Madonna Book Publisher accuse les prêteurs « prédateurs » de faillite

Madonna Book Publisher accuse les prêteurs « prédateurs » de faillite

Un éditeur de livres haut de gamme qui doit des centaines de milliers de dollars à la légende de la musique Bob Dylan accuse les prêteurs « prédateurs » de l’avoir poussé à la faillite.

Callaway Arts & Entertainment, Inc., une société d’édition multimédia basée à New York et connue pour produire des livres illustrés, dont le livre « Sex » de Madonna de 1992 et la série de livres pour enfants de la chanteuse, a déposé une demande de mise en faillite (chapitre 11) la semaine dernière.

La société, qui est également à l’origine d’une trilogie de livres sur la Chapelle Sixtine d’une valeur de 25 000 $, a estimé ses actifs et ses passifs entre 1 et 10 millions de dollars dans des documents judiciaires.

Dans un dossier déposé lundi devant le tribunal, le fondateur et PDG Nicholas Callaway a souligné le soutien passé du défunt fondateur d’Apple, Steve Jobs, alors qu’il décrivait le chemin de l’entreprise vers la faillite.

Il a écrit qu’en 2000, il a rencontré Jobs, « qui a été tellement impressionné par le travail de Callaway qu’il a aidé Debtor à obtenir un financement de projet par Kleiner Perkins pour produire certaines des premières applications mobiles et tablettes d’Apple ».

Callaway a écrit que les projets de son entreprise peuvent prendre des années à se développer, ce qui rend le financement « clé » de son modèle commercial.

Lorsque la pandémie de COVID-19 a frappé, les sources de financement traditionnelles de l’entreprise « se sont taries », a écrit Callaway, soulignant que les banques de détail « n’accordaient plus de prêts comme elles le faisaient par le passé ».

En conséquence, l’entreprise a été « forcée de se tourner vers des prêteurs alternatifs prédateurs », a écrit le PDG, ajoutant que « le coût de cette démarche continue de nuire » à l’entreprise.
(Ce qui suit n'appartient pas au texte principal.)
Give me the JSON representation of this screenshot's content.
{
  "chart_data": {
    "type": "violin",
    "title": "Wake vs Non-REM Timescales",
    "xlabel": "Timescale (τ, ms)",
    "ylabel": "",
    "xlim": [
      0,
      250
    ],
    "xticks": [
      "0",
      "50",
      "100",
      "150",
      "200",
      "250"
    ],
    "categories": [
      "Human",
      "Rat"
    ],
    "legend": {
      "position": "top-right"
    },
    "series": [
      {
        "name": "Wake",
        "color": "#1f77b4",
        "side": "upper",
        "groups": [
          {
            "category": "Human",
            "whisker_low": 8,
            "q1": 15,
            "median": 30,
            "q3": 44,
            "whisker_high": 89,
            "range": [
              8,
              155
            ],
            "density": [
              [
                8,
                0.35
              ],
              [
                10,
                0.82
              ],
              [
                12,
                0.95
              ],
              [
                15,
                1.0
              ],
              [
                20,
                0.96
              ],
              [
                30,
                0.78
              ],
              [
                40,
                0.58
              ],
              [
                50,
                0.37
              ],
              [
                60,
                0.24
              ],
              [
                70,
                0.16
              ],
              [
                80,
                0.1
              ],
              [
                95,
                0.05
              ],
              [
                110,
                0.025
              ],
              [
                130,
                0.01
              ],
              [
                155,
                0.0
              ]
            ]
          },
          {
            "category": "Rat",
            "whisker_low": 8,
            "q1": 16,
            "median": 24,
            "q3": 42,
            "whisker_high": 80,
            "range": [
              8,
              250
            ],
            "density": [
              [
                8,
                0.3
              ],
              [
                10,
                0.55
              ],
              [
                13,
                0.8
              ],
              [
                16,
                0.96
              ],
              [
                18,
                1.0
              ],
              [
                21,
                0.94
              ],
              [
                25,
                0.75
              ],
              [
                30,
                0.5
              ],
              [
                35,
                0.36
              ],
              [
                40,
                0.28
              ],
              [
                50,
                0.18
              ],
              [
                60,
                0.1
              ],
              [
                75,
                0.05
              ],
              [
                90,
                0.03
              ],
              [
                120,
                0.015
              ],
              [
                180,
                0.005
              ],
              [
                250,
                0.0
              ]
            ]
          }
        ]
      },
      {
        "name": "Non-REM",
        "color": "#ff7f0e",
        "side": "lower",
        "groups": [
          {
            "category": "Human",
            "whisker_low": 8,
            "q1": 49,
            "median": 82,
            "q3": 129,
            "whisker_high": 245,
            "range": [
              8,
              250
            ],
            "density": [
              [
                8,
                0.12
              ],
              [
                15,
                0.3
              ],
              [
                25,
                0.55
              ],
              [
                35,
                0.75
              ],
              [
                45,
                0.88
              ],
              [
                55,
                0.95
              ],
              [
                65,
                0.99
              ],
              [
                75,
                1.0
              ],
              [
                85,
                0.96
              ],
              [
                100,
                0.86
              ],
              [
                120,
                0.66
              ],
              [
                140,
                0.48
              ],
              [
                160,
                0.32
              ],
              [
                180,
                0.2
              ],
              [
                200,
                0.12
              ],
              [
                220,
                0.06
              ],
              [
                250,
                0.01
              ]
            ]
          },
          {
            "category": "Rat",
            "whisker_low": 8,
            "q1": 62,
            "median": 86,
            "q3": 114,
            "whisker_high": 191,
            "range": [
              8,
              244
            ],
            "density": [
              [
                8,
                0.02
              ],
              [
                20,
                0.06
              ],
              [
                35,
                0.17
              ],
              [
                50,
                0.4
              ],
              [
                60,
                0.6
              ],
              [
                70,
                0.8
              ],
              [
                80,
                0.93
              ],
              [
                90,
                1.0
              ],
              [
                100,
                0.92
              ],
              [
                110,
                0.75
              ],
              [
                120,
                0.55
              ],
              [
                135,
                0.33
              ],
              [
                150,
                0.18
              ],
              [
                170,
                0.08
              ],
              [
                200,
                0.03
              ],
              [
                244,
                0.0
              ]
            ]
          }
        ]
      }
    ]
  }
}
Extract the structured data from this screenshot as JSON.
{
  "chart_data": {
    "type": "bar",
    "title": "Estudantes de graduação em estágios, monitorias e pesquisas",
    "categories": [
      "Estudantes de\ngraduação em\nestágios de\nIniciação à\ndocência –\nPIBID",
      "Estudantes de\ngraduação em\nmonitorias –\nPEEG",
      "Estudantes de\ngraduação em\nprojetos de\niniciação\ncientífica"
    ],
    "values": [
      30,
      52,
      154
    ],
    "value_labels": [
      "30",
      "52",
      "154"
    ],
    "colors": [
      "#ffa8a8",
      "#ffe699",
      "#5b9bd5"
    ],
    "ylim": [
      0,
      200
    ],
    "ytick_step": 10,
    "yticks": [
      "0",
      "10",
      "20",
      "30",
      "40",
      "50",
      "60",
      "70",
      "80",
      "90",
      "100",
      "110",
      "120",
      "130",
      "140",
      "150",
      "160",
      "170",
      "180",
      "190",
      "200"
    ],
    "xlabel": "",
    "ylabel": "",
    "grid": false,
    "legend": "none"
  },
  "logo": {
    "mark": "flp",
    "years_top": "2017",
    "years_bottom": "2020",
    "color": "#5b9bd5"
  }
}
Les documents judiciaires ne précisent pas qui sont ces prêteurs.

Confrontée à des problèmes de trésorerie persistants, l’entreprise s’est tournée vers le chapitre 11 pour réorganiser ses dettes et ses activités, a écrit Callaway.

Des documents judiciaires montrent que Toper Taylor, un entrepreneur détenant 15 % des parts de l’entreprise, est le seul créancier garanti de Callaway, ce qui le place devant les créanciers chirographaires pour le remboursement de la faillite.

Des documents judiciaires distincts montrent que la société d’édition doit plus de 4 millions de dollars à ses 20 plus grands créanciers non garantis, dont 450 000 dollars à Dylan et près de 1,7 million de dollars à Hachette Book Group, l’un des plus grands éditeurs du pays.

Dans le dossier judiciaire de lundi, le PDG a décrit la société comme un éditeur de « livres de très haute qualité destinés à des artistes renommés » comme Madonna, Georgia O’Keeffe et Dylan. « Chaque œuvre publiée est une œuvre d’art en soi », a écrit Callaway.

Le PDG a déclaré que la « collaboration notable la plus récente » de l’entreprise était avec le Bob Dylan Center pour produire le livre de 2023, « Bob Dylan : Mixing Up the Medicine », sur la vie professionnelle de l’auteur-compositeur-interprète aujourd’hui âgé de 84 ans, lauréat d’un Grammy.

« Le tome de 608 pages couvre sa vie depuis son enfance dans le Minnesota jusqu’à l’ensemble de sa carrière », a écrit Callaway. « Il a fallu sept années d’étroite collaboration pour produire cet ouvrage qui comprend 30 essais originaux et plus de 1 100 images de 135 artistes. »

La demande de mise en faillite de l’entreprise ne précise pas la nature des dettes qu’elle doit à des créanciers chirographaires comme Dylan.

Dans sa déclaration, le PDG a déclaré que sa société avait publié plusieurs centaines de titres au cours de ses plus de 40 ans d’histoire et généré plus de 100 millions de dollars de ventes au détail en sept ans.